Mêlés à toutes les sauces polémistes, ces deux qualificatifs charrient le sens donné pour fourrer, dans la même poubelle, diverses bagatelles.
Or, qualifier de populiste une mesure favorable à la population et réclamée par elle relève de la joute politicienne et déserte l’observation conforme aux prescriptions de l’investigation.
Aujourd’hui, les ténors nahdhaouis usent et abusent de ce pot pourri aux relents nauséabonds.
Selon Machiavel, pourtant démolisseur de la religion à prétention politique, ces dirigeants à turban auraient bien raison d’immoler le constat véridique sur l’autel de la tactique tant la fin justifie les moyens. Par ce procès dit, à tort, machiavélique, ils rejoignent l’anarchisme de Ravachol : «Qu’importe la victime si le geste est beau ».
Hélas pour l’islamo-conservatisme, le voici pris en flagrant délit du serpent furieux au point de mordiller sa queue. Ainsi déconfit, l’ami Ghannouchi dit : « Nous avons voté pour lui et il nous a trahis ». L’accuser de figurer parmi les sans foi ni loi serait le Carthaginois. Maintes fois, celui-ci prend à témoin la nouvelle trinité, le peuple, Dieu et l’éternité.
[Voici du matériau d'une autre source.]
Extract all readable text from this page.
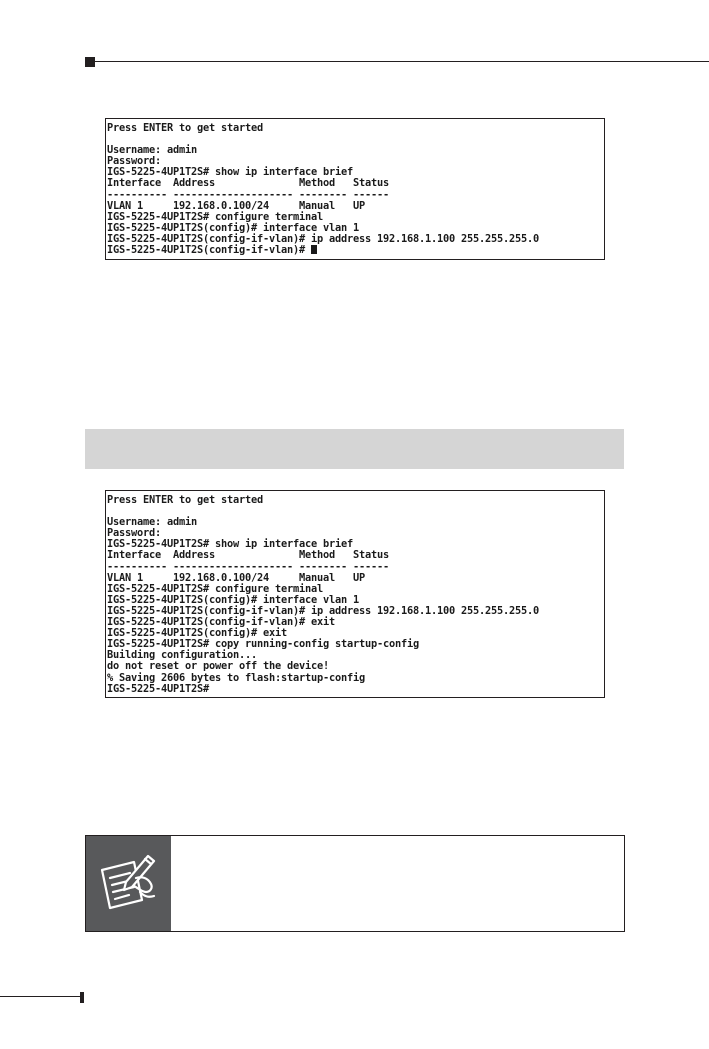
Press ENTER to get started
Username: admin
Password:
IGS-5225-4UP1T2S# show ip interface brief
Interface  Address              Method   Status
---------- -------------------- -------- ------
VLAN 1     192.168.0.100/24     Manual   UP
IGS-5225-4UP1T2S# configure terminal
IGS-5225-4UP1T2S(config)# interface vlan 1
IGS-5225-4UP1T2S(config-if-vlan)# ip address 192.168.1.100 255.255.255.0
IGS-5225-4UP1T2S(config-if-vlan)#
Press ENTER to get started
Username: admin
Password:
IGS-5225-4UP1T2S# show ip interface brief
Interface  Address              Method   Status
---------- -------------------- -------- ------
VLAN 1     192.168.0.100/24     Manual   UP
IGS-5225-4UP1T2S# configure terminal
IGS-5225-4UP1T2S(config)# interface vlan 1
IGS-5225-4UP1T2S(config-if-vlan)# ip address 192.168.1.100 255.255.255.0
IGS-5225-4UP1T2S(config-if-vlan)# exit
IGS-5225-4UP1T2S(config)# exit
IGS-5225-4UP1T2S# copy running-config startup-config
Building configuration...
do not reset or power off the device!
% Saving 2606 bytes to flash:startup-config
IGS-5225-4UP1T2S#
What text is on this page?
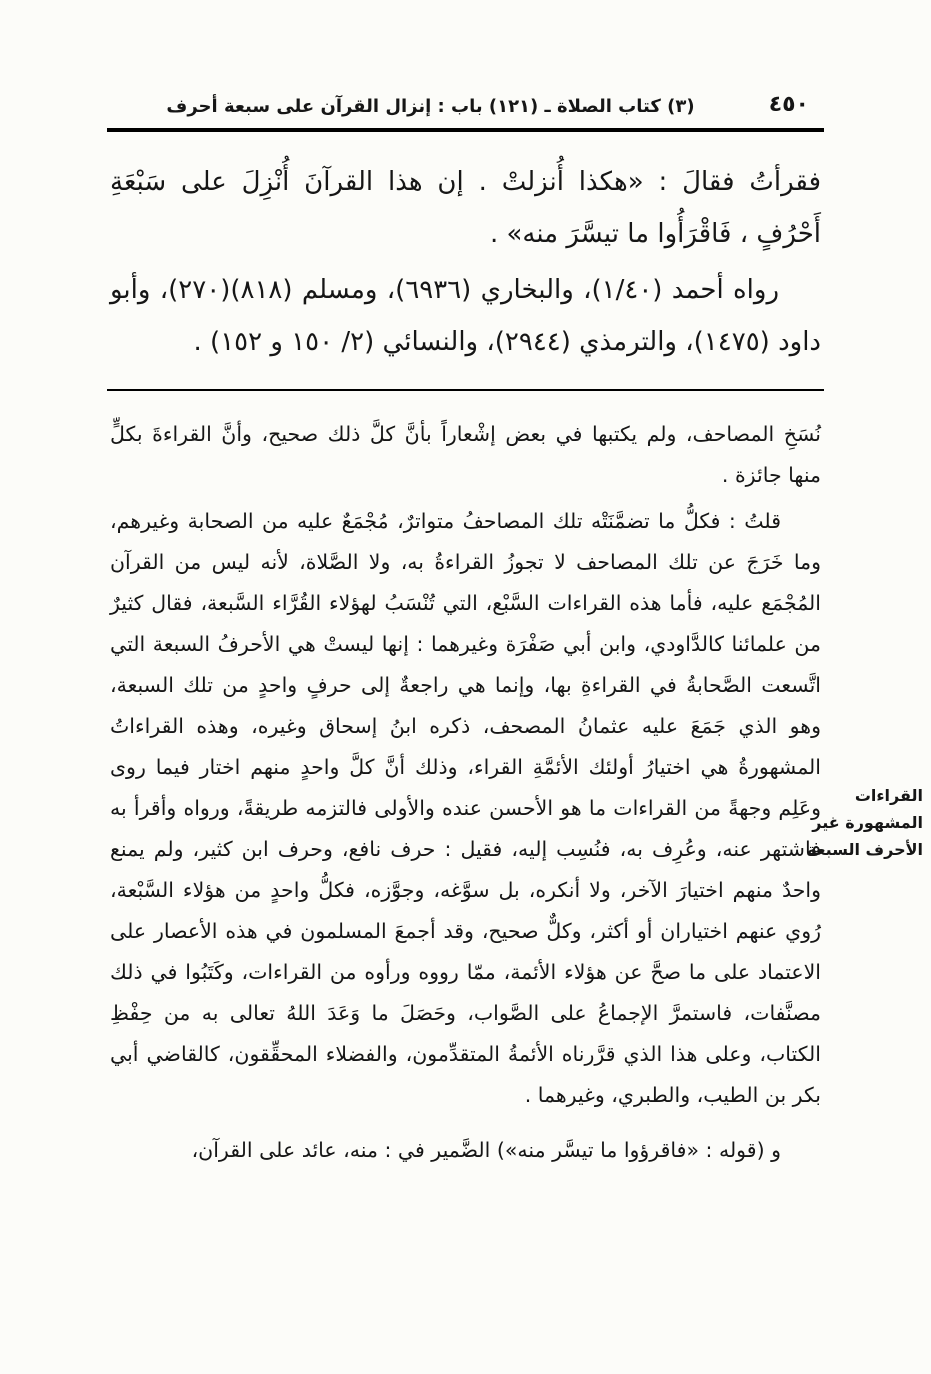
(٣) كتاب الصلاة ـ (١٢١) باب : إنزال القرآن على سبعة أحرف	٤٥٠

فقرأتُ فقالَ : «هكذا أُنزلتْ . إن هذا القرآنَ أُنْزِلَ على سَبْعَةِ أَحْرُفٍ ، فَاقْرَأُوا ما تيسَّرَ منه» .

رواه أحمد (١/٤٠)، والبخاري (٦٩٣٦)، ومسلم (٨١٨)(٢٧٠)، وأبو داود (١٤٧٥)، والترمذي (٢٩٤٤)، والنسائي (٢/ ١٥٠ و ١٥٢) .

نُسَخِ المصاحف، ولم يكتبها في بعض إشْعاراً بأنَّ كلَّ ذلك صحيح، وأنَّ القراءةَ بكلٍّ منها جائزة .

قلتُ : فكلُّ ما تضمَّنَتْه تلك المصاحفُ متواترٌ، مُجْمَعٌ عليه من الصحابة وغيرهم، وما خَرَجَ عن تلك المصاحف لا تجوزُ القراءةُ به، ولا الصَّلاة، لأنه ليس من القرآن المُجْمَع عليه، فأما هذه القراءات السَّبْع، التي تُنْسَبُ لهؤلاء القُرَّاء السَّبعة، فقال كثيرٌ من علمائنا كالدَّاودي، وابن أبي صَفْرَة وغيرهما : إنها ليستْ هي الأحرفُ السبعة التي اتَّسعت الصَّحابةُ في القراءةِ بها، وإنما هي راجعةٌ إلى حرفٍ واحدٍ من تلك السبعة، وهو الذي جَمَعَ عليه عثمانُ المصحف، ذكره ابنُ إسحاق وغيره، وهذه القراءاتُ المشهورةُ هي اختيارُ أولئك الأئمَّةِ القراء، وذلك أنَّ كلَّ واحدٍ منهم اختار فيما روى وعَلِم وجهةً من القراءات ما هو الأحسن عنده والأولى فالتزمه طريقةً، ورواه وأقرأ به فاشتهر عنه، وعُرِف به، فنُسِب إليه، فقيل : حرف نافع، وحرف ابن كثير، ولم يمنع واحدٌ منهم اختيارَ الآخر، ولا أنكره، بل سوَّغه، وجوَّزه، فكلُّ واحدٍ من هؤلاء السَّبْعة، رُوي عنهم اختياران أو أكثر، وكلٌّ صحيح، وقد أجمعَ المسلمون في هذه الأعصار على الاعتماد على ما صحَّ عن هؤلاء الأئمة، ممّا رووه ورأوه من القراءات، وكَتَبُوا في ذلك مصنَّفات، فاستمرَّ الإجماعُ على الصَّواب، وحَصَلَ ما وَعَدَ اللهُ تعالى به من حِفْظِ الكتاب، وعلى هذا الذي قرَّرناه الأئمةُ المتقدِّمون، والفضلاء المحقِّقون، كالقاضي أبي بكر بن الطيب، والطبري، وغيرهما .

و (قوله : «فاقرؤوا ما تيسَّر منه») الضَّمير في : منه، عائد على القرآن،

القراءات
المشهورة غير
الأحرف السبعة
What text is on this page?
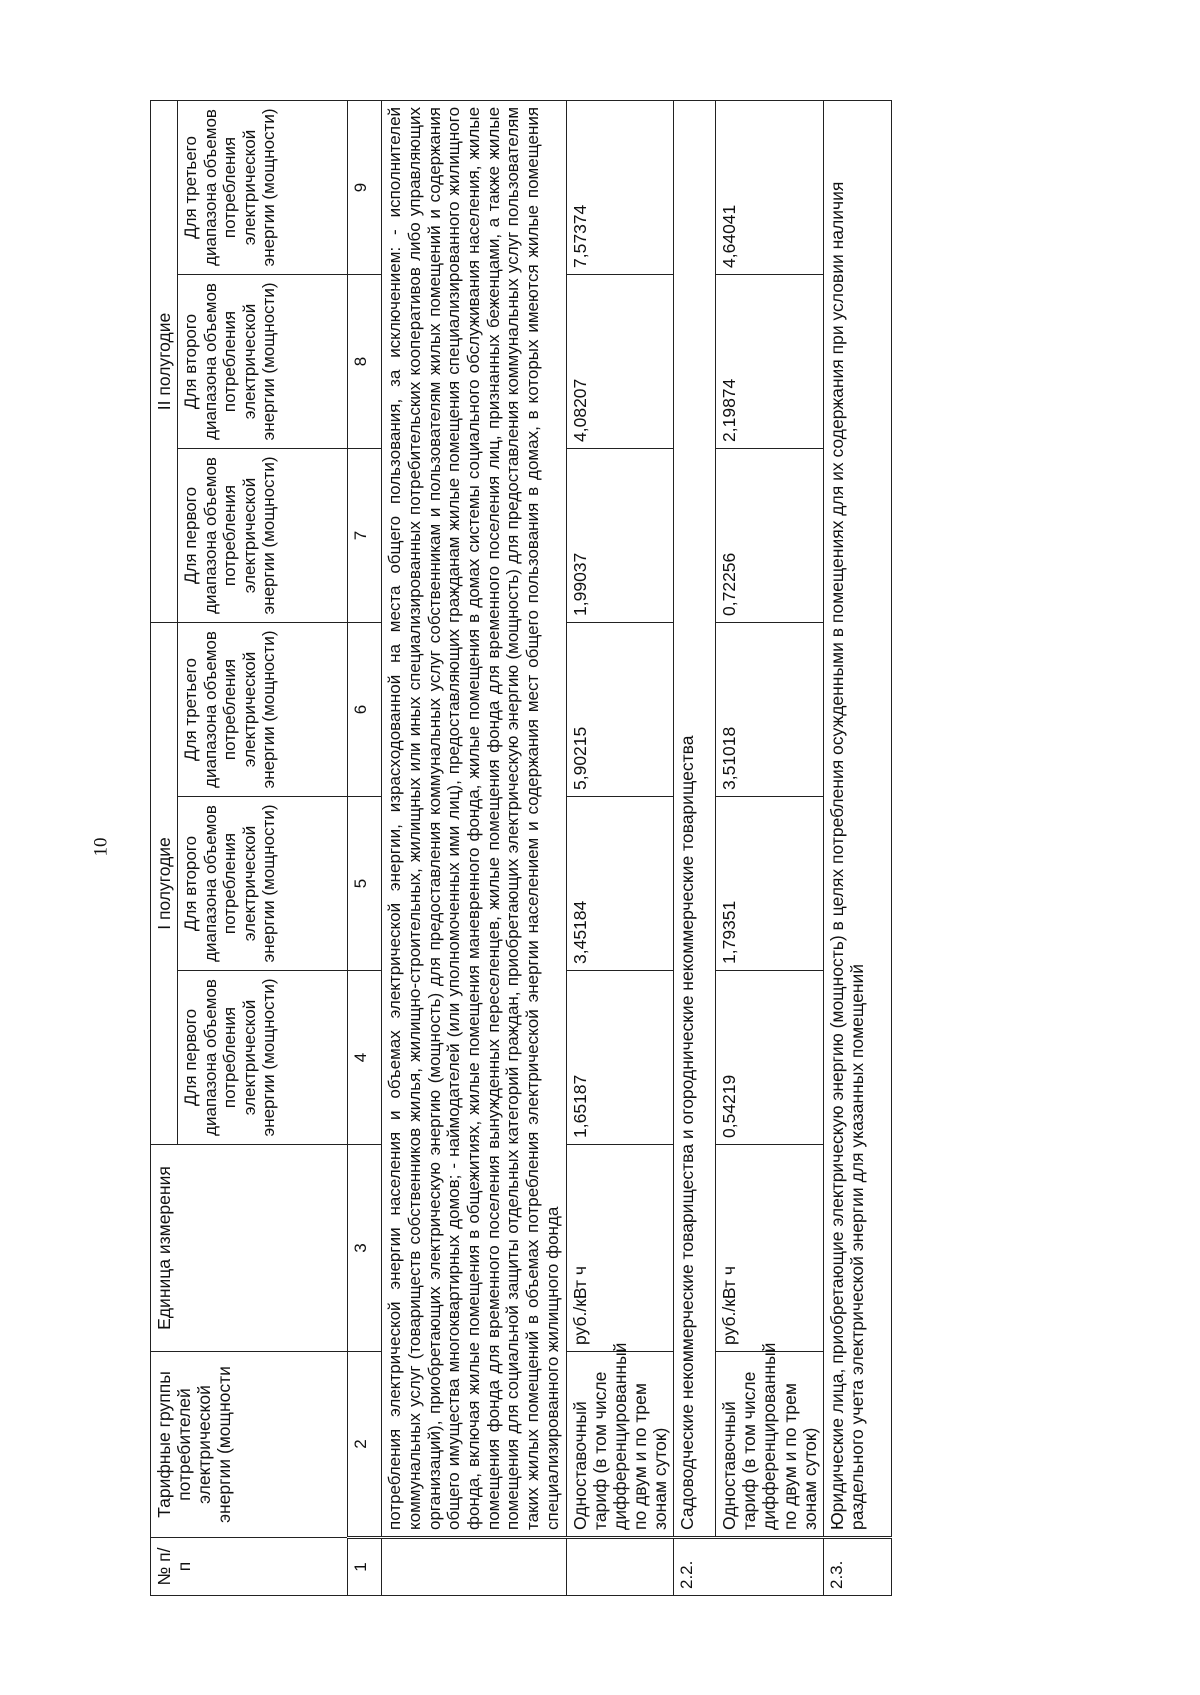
10
№ п/п	Тарифные группы потребителей электрической энергии (мощности	Единица измерения	I полугодие			II полугодие		
			Для первого диапазона объемов потребления электрической энергии (мощности)	Для второго диапазона объемов потребления электрической энергии (мощности)	Для третьего диапазона объемов потребления электрической энергии (мощности)	Для первого диапазона объемов потребления электрической энергии (мощности)	Для второго диапазона объемов потребления электрической энергии (мощности)	Для третьего диапазона объемов потребления электрической энергии (мощности)
1	2	3	4	5	6	7	8	9
	потребления электрической энергии населения и объемах электрической энергии, израсходованной на места общего пользования, за исключением: - исполнителей коммунальных услуг (товариществ собственников жилья, жилищно-строительных, жилищных или иных специализированных потребительских кооперативов либо управляющих организаций), приобретающих электрическую энергию (мощность) для предоставления коммунальных услуг собственникам и пользователям жилых помещений и содержания общего имущества многоквартирных домов; - наймодателей (или уполномоченных ими лиц), предоставляющих гражданам жилые помещения специализированного жилищного фонда, включая жилые помещения в общежитиях, жилые помещения маневренного фонда, жилые помещения в домах системы социального обслуживания населения, жилые помещения фонда для временного поселения вынужденных переселенцев, жилые помещения фонда для временного поселения лиц, признанных беженцами, а также жилые помещения для социальной защиты отдельных категорий граждан, приобретающих электрическую энергию (мощность) для предоставления коммунальных услуг пользователям таких жилых помещений в объемах потребления электрической энергии населением и содержания мест общего пользования в домах, в которых имеются жилые помещения специализированного жилищного фонда							
	Одноставочный тариф (в том числе дифференцированный по двум и по трем зонам суток)	руб./кВт ч	1,65187	3,45184	5,90215	1,99037	4,08207	7,57374
2.2.	Садоводческие некоммерческие товарищества и огороднические некоммерческие товарищества							
	Одноставочный тариф (в том числе дифференцированный по двум и по трем зонам суток)	руб./кВт ч	0,54219	1,79351	3,51018	0,72256	2,19874	4,64041
2.3.	Юридические лица, приобретающие электрическую энергию (мощность) в целях потребления осужденными в помещениях для их содержания при условии наличия раздельного учета электрической энергии для указанных помещений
Allah ! Allah ! Allah ! Voilà pourquoi si j’appartenais au Mouvement de la tendance islamique, je voterais pour ce très croyant. « Mais une fois propulsé, par moi, au sommet de l’Etat, l’ingrat me dégage du Parlement et des façons de garnir mes poches, outre celles de mes proches. Aujourd’hui, Dieu le maudit sans répit tant il ne cesse de m’associer à la sauce des loussouss plongés, tout de go, dans l’urne où mijote à petit feu Instalingo. Maintenant, il prétend recevoir des menaces de mort. Ah si le bon Dieu pouvait le canarder à la barbe de la Police et de l’Armée ! »
Au cas où telle serait l’histoire déployée depuis le 25 juillet, le Carthaginois aurait suivi l’itinéraire prescrit par «le conseiller du Prince » auquel Ghannouchi aussi, aurait obéi. Mais comment résoudre l’équation posée par la présumée organisation secrète sans feinter les traîtres ? Ils ont trahi le pays. Dès lors, au plan formel, Carthage et Montplaisir arborent un couple d’opposition, cher aux structuralistes et où chacun des protagonistes parvient à tirer profit du frère ennemi. Ainsi, par le déluge d’insinuations et d’accusations abattu sur l’adversaire, la bande à Ghannouchi offre le meilleur soutien au respectueux d’une si libre expression de l’opinion. Dans ces conditions, le couple d’opposition surplombe l’ensemble des pratiques mis en œuvre aux divers paliers de la stratification politique. Aux lieux de culte, les revanchards, toujours aux aguets, comptent sur la prédominance des prédicateurs opposés aux prêches contrôlés par les nouvelles autorités. Deux visions du monde social scindent le profane et le sacré.
Semés aujourd’hui, voici donc les germes de ce que demain, la Tunisie sera, moderniste ou salafiste. Les Ghannouchistes, présumés coupables, espèrent finir par devenir les fossoyeurs de leurs actuels accusateurs. Avec les mosquées innombrables et, par définition malaisées à laïciser, on ne badine pas sans figurer parmi les apostats. Pour l’instant, partisans de l’Etat civil et théocrates admettent un seul point d’accord. Il porte sur l’irréductible désaccord. Ce conflit structurel source l’attente continuelle. Cependant, « Le crépuscule des idoles », ouvrage de Nietzsche, paraît cligner vers nos enturbannés détrônés.